Al di là della gran polemica politica, per mandare a processo Nordio, Piantedosi e Mantovano serve un voto di Camera e Senato. Quel giorno Meloni ha promesso di essere presente accanto ai membri del suo governo, e la maggioranza respingerà la richiesta dei giudici. Le grane potrebbero invece arrivare in caso di indagine sul capo di gabinetto di via Arenula

Uno show in Parlamento. Così finirà l'indagine sui ministri per Almasri.

“Ma ora cosa succede?”. La domanda su quale sarà il seguito del caso Almasri circola nei corridoi del Parlamento in queste ultime ore prima della pausa estiva. L’esito giuridico, allo stato, è scontato, almeno i componenti del governo: a meno che l’esecutivo non cada nelle prossime settimane (ipotesi improbabile) nessuno andrà a processo.

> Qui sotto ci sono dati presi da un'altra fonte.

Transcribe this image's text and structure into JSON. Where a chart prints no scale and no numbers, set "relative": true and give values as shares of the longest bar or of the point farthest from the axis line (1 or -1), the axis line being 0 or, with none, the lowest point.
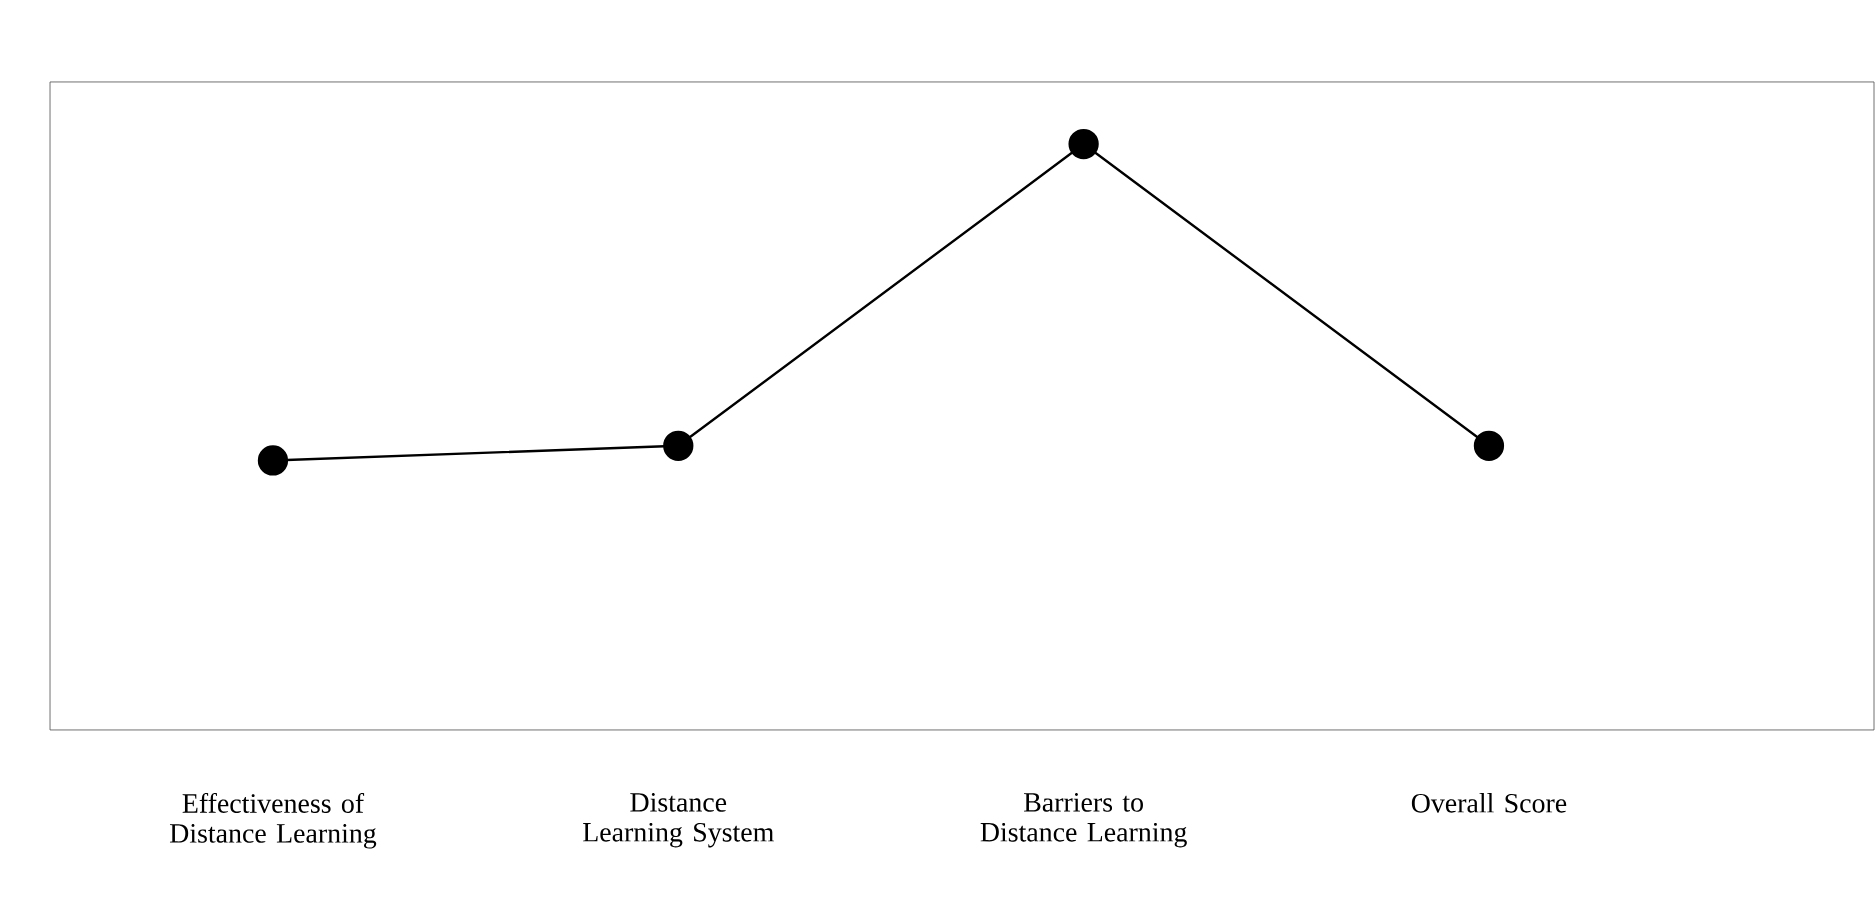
{
  "chart_data": {
    "type": "line",
    "relative": true,
    "categories": [
      "Effectiveness of Distance Learning",
      "Distance Learning System",
      "Barriers to Distance Learning",
      "Overall Score"
    ],
    "series": [
      {
        "color": "#000000",
        "values": [
          0.46,
          0.485,
          1,
          0.485
        ]
      }
    ],
    "marker": "circle",
    "line_style": "solid"
  }
}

L’esito politico forse un po’ meno.

Ma andiamo per gradi. La notizia dell’archiviazione della premier, Giorgia Meloni, dall’accusa di favoreggiamento e peculato per aver rispedito in Libia il generale libico ricercato dalla Corte penale internazionale, ha portato con sé non solo l’ira della diretta interessata, perché i giudici hanno adombrato la possibilità che lei non fosse a conoscenza dell’operato dei suoi ministri, ma anche un punto interrogativo sul destino dei ministri stessi. Stando a quanto sostenuto dalla premier, infatti, i giudici hanno chiesto l’autorizzazione a procedere per i ministri Carlo Nordio e Matteo Piantedosi e per il sottosegretario Alfredo Mantovano.

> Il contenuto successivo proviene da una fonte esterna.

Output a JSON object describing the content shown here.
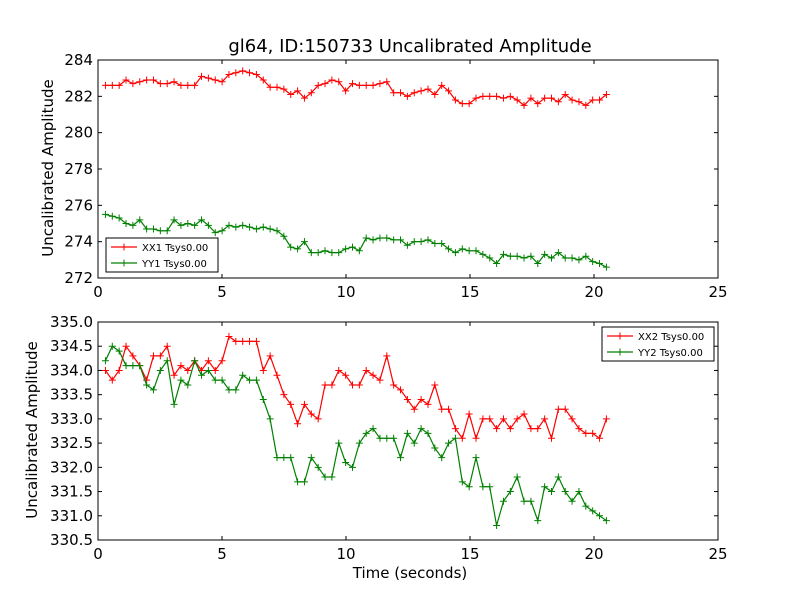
{
  "chart_data": [
    {
      "type": "line",
      "title": "gl64, ID:150733 Uncalibrated Amplitude",
      "ylabel": "Uncalibrated Amplitude",
      "xlabel": "",
      "xlim": [
        0,
        25
      ],
      "ylim": [
        272,
        284
      ],
      "xticks": [
        "0",
        "5",
        "10",
        "15",
        "20",
        "25"
      ],
      "yticks": [
        "272",
        "274",
        "276",
        "278",
        "280",
        "282",
        "284"
      ],
      "legend": "lower-left",
      "series": [
        {
          "name": "XX1 Tsys0.00",
          "color": "#ff0000",
          "values": [
            282.6,
            282.6,
            282.6,
            282.9,
            282.7,
            282.8,
            282.9,
            282.9,
            282.7,
            282.7,
            282.8,
            282.6,
            282.6,
            282.6,
            283.1,
            283.0,
            282.9,
            282.8,
            283.2,
            283.3,
            283.4,
            283.3,
            283.2,
            282.9,
            282.5,
            282.5,
            282.4,
            282.1,
            282.3,
            281.9,
            282.2,
            282.6,
            282.7,
            282.9,
            282.8,
            282.3,
            282.7,
            282.6,
            282.6,
            282.6,
            282.7,
            282.8,
            282.2,
            282.2,
            282.0,
            282.2,
            282.3,
            282.4,
            282.1,
            282.6,
            282.3,
            281.8,
            281.6,
            281.6,
            281.9,
            282.0,
            282.0,
            282.0,
            281.9,
            282.0,
            281.8,
            281.5,
            281.9,
            281.6,
            281.9,
            281.9,
            281.7,
            282.1,
            281.8,
            281.7,
            281.5,
            281.8,
            281.8,
            282.1
          ]
        },
        {
          "name": "YY1 Tsys0.00",
          "color": "#008000",
          "values": [
            275.5,
            275.4,
            275.3,
            275.0,
            274.9,
            275.2,
            274.7,
            274.7,
            274.6,
            274.6,
            275.2,
            274.9,
            275.0,
            274.9,
            275.2,
            274.9,
            274.5,
            274.6,
            274.9,
            274.8,
            274.9,
            274.8,
            274.7,
            274.8,
            274.7,
            274.6,
            274.3,
            273.7,
            273.6,
            274.0,
            273.4,
            273.4,
            273.5,
            273.4,
            273.4,
            273.6,
            273.7,
            273.5,
            274.2,
            274.1,
            274.2,
            274.2,
            274.1,
            274.1,
            273.8,
            274.0,
            274.0,
            274.1,
            273.9,
            273.9,
            273.6,
            273.4,
            273.6,
            273.5,
            273.5,
            273.3,
            273.1,
            272.8,
            273.3,
            273.2,
            273.2,
            273.1,
            273.2,
            272.8,
            273.3,
            273.1,
            273.4,
            273.1,
            273.1,
            273.0,
            273.2,
            272.9,
            272.8,
            272.6
          ]
        }
      ]
    },
    {
      "type": "line",
      "title": "",
      "ylabel": "Uncalibrated Amplitude",
      "xlabel": "Time (seconds)",
      "xlim": [
        0,
        25
      ],
      "ylim": [
        330.5,
        335.0
      ],
      "xticks": [
        "0",
        "5",
        "10",
        "15",
        "20",
        "25"
      ],
      "yticks": [
        "330.5",
        "331.0",
        "331.5",
        "332.0",
        "332.5",
        "333.0",
        "333.5",
        "334.0",
        "334.5",
        "335.0"
      ],
      "legend": "top-right",
      "series": [
        {
          "name": "XX2 Tsys0.00",
          "color": "#ff0000",
          "values": [
            334.0,
            333.8,
            334.0,
            334.5,
            334.3,
            334.1,
            333.8,
            334.3,
            334.3,
            334.5,
            333.9,
            334.1,
            334.0,
            334.2,
            334.0,
            334.2,
            334.0,
            334.2,
            334.7,
            334.6,
            334.6,
            334.6,
            334.6,
            334.0,
            334.3,
            333.9,
            333.5,
            333.3,
            332.9,
            333.3,
            333.1,
            333.0,
            333.7,
            333.7,
            334.0,
            333.9,
            333.7,
            333.7,
            334.0,
            333.9,
            333.8,
            334.3,
            333.7,
            333.6,
            333.4,
            333.2,
            333.4,
            333.3,
            333.7,
            333.2,
            333.2,
            332.8,
            332.6,
            333.1,
            332.6,
            333.0,
            333.0,
            332.8,
            333.0,
            332.8,
            333.0,
            333.1,
            332.8,
            332.8,
            333.0,
            332.6,
            333.2,
            333.2,
            333.0,
            332.8,
            332.7,
            332.7,
            332.6,
            333.0
          ]
        },
        {
          "name": "YY2 Tsys0.00",
          "color": "#008000",
          "values": [
            334.2,
            334.5,
            334.4,
            334.1,
            334.1,
            334.1,
            333.7,
            333.6,
            334.0,
            334.2,
            333.3,
            333.8,
            333.7,
            334.2,
            333.9,
            334.0,
            333.8,
            333.8,
            333.6,
            333.6,
            333.9,
            333.8,
            333.8,
            333.4,
            333.0,
            332.2,
            332.2,
            332.2,
            331.7,
            331.7,
            332.2,
            332.0,
            331.8,
            331.8,
            332.5,
            332.1,
            332.0,
            332.5,
            332.7,
            332.8,
            332.6,
            332.6,
            332.6,
            332.2,
            332.7,
            332.5,
            332.8,
            332.7,
            332.4,
            332.2,
            332.5,
            332.6,
            331.7,
            331.6,
            332.2,
            331.6,
            331.6,
            330.8,
            331.3,
            331.5,
            331.8,
            331.3,
            331.3,
            330.9,
            331.6,
            331.5,
            331.8,
            331.5,
            331.3,
            331.5,
            331.2,
            331.1,
            331.0,
            330.9
          ]
        }
      ]
    }
  ]
}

Stralciata la posizione della premier, si apre una procedura che il governo vorrebbe rendere più breve e indolore possibile. Ma quando si aprirà? Non nell’immediato, questo è certo. E la certezza è data dal fatto che, come riferiscono fonti a conoscenza del dossier, in Parlamento ancora non è arrivato nulla. Una tesi, questa, confermata dal ministro della Giustizia, Carlo Nordio, che nel Transatlantico di Montecitorio ha spiegato ai cronisti: “Sono le 13.15 e non ho ancora ricevuto nulla, non ho avuto nessuna notifica” anche se “la legge prevede che vada trasmessa immediatamente”, come è realisticamente avvenuto nel caso di Meloni.

Dal momento che il tribunale dei ministri ha concluso le indagini, se vuole che i ministri vadano a processo, deve fare una richiesta – quella di autorizzazione a procedere, per l’appunto – al Parlamento. Secondo la legge, per Carlo Nordio – che è accusato anche di omissione di atti d’ufficio – Alfredo Mantovano e Matteo Piantedosi il voto dovrebbe essere espresso dalla Camera. Prima del voto in Aula, però, le carte dovranno essere esaminate dalle giunte per le autorizzazioni, che dovrà istruire la pratica e fare una prima valutazione: proporre, cioè, se concedere o no l’autorizzazione. L’ultima parola, però, spetta all’assemblea. L’esito del voto pare scontato: la maggioranza non autorizzerà mai il processo per i ministri e per il sottosegretario. La premier, quel giorno, siederà accanto a loro, come ha annunciato sui social.

L’obiettivo della maggioranza è velocizzare il più possibile la pratica, così da archiviarla, rivendicando anche la compattezza del centrodestra ed evitando che le polemiche delle opposizioni si trascinino continuando a mettere in imbarazzo il governo. Non è detto, però, che basterà: se la procura di Roma decidesse di indagare anche componenti dello staff dei ministri, per questi non ci sarà bisogno di autorizzazione a procedere. Al momento si tratta solo di un’ipotesi, ma le toghe dell’Associazione nazionale dei magistrati e il ministro Nordio si stanno scontrando su un nome: quello di Giusi Bartolozzi, capa di gabinetto del titolare di via Arenula. Non è indagata e, sostiene Nordio, il suo nome non compare neanche nelle carte. Ma, date le indiscrezioni su alcune email che avrebbe scambiato con altri dirigenti del ministero sul caso, i pm potrebbero valutare di accendere un faro sulla sua posizione.